Qualität der vorhandenen Knochensubstanz ab. Aber auch
persönliche Faktoren spielen eine Rolle. Raucher
müssen von einem drei- bis fünffach höheren
Risiko ausgehen, in der Einheilphase ihr Implantat zu verlieren. Auch
Stoffwechselkrankheiten können die Erfolgsrater
schmälern. Je nach System kostet ein Einzelzahn inklusive
Ersatzmodell zwischen 1500 und 3000 Euro – auch
Zahnästhetik hat seinen Preis.
Die Innovation in der
Zahnästhetik: Wiederaufbau des Kieferknochens
Der Wiederaufbau des
Kieferknochens ist eine weitere Innovation im Bereich der
Zahnästhetik/Implantologie. Fehlt ein Zahn, bildet sich der
darunterliegende Knochen wegen der fehlenden Zugkraft schnell
zurück - neu eingefügte Zähne finden keinen
Halt mehr. Mit Hilfe des "Tissue Engineering" lässt sich nun
Abhilfe schaffen: Unter örtlicher Betäubung wird mit
einem kleinen Schnitt durchs Zahnfleisch ein etwa ein Quadratzentimeter
großes und ein Millimeter dünnes Stück
Knochenhaut aus dem Kiefer entnommen. Mit Eigenblut des Patienten wird
daraus im Labor Knochengewebe gezüchtet, das in fünf
bis acht Wochen zu Chips mit etwa 1,5 Millionen vitalen Zellen
heranwächst. Wieder in den Kiefer gepflanzt, verwachsen diese
Stücke in etwa vier Monaten mit dem Knochen. In der ersten
Zeit ist das Gewebe zwar noch empfindlich, danach können aber
auch künstliche Implantate problemlos eingesetzt werden.

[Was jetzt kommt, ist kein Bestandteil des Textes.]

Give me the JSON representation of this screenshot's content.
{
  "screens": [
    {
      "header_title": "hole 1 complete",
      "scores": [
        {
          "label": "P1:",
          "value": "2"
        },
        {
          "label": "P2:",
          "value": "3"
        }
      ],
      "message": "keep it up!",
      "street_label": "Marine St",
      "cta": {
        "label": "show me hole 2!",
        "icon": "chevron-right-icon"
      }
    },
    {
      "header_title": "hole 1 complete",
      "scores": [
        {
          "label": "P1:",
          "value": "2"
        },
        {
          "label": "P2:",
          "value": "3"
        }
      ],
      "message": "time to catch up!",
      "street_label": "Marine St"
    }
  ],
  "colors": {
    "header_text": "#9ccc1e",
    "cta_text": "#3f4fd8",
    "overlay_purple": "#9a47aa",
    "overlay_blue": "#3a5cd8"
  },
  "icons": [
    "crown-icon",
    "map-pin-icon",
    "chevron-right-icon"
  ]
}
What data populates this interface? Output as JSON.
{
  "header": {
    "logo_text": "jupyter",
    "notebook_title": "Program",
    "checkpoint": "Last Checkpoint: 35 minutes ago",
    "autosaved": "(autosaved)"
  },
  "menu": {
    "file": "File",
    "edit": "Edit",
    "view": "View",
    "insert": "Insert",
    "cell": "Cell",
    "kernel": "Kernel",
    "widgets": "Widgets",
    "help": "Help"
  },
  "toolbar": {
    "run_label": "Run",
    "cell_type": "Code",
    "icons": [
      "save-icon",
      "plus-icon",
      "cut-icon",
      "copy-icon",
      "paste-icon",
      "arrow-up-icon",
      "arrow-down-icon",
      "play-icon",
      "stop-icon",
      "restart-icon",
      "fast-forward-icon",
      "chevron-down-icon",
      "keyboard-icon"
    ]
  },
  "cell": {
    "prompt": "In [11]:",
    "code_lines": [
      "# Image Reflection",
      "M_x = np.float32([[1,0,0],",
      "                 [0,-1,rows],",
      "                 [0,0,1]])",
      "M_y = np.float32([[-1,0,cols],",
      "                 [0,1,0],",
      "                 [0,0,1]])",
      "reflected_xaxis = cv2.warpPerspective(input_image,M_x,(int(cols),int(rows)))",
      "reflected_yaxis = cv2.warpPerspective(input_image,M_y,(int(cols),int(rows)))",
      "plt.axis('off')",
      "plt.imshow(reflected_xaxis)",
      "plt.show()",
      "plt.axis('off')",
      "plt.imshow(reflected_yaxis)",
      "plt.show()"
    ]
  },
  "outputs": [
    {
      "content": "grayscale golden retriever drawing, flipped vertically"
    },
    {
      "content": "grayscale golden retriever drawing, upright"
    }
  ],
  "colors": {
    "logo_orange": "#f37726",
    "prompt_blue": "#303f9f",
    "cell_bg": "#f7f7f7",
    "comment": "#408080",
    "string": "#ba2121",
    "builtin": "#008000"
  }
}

Kosten: 1000 bis 2000 Euro.
Zahnästhetik im Alter
Mit zunehmendem Alter
verändern sich die Zähne auch optisch. Sie erscheinen
dunkler, weil der Schmelz allmählich an Wasser verliert und
zudem dünner wird, was ihn transparenter macht und das
darunterliegende Dentin durchscheinen lässt.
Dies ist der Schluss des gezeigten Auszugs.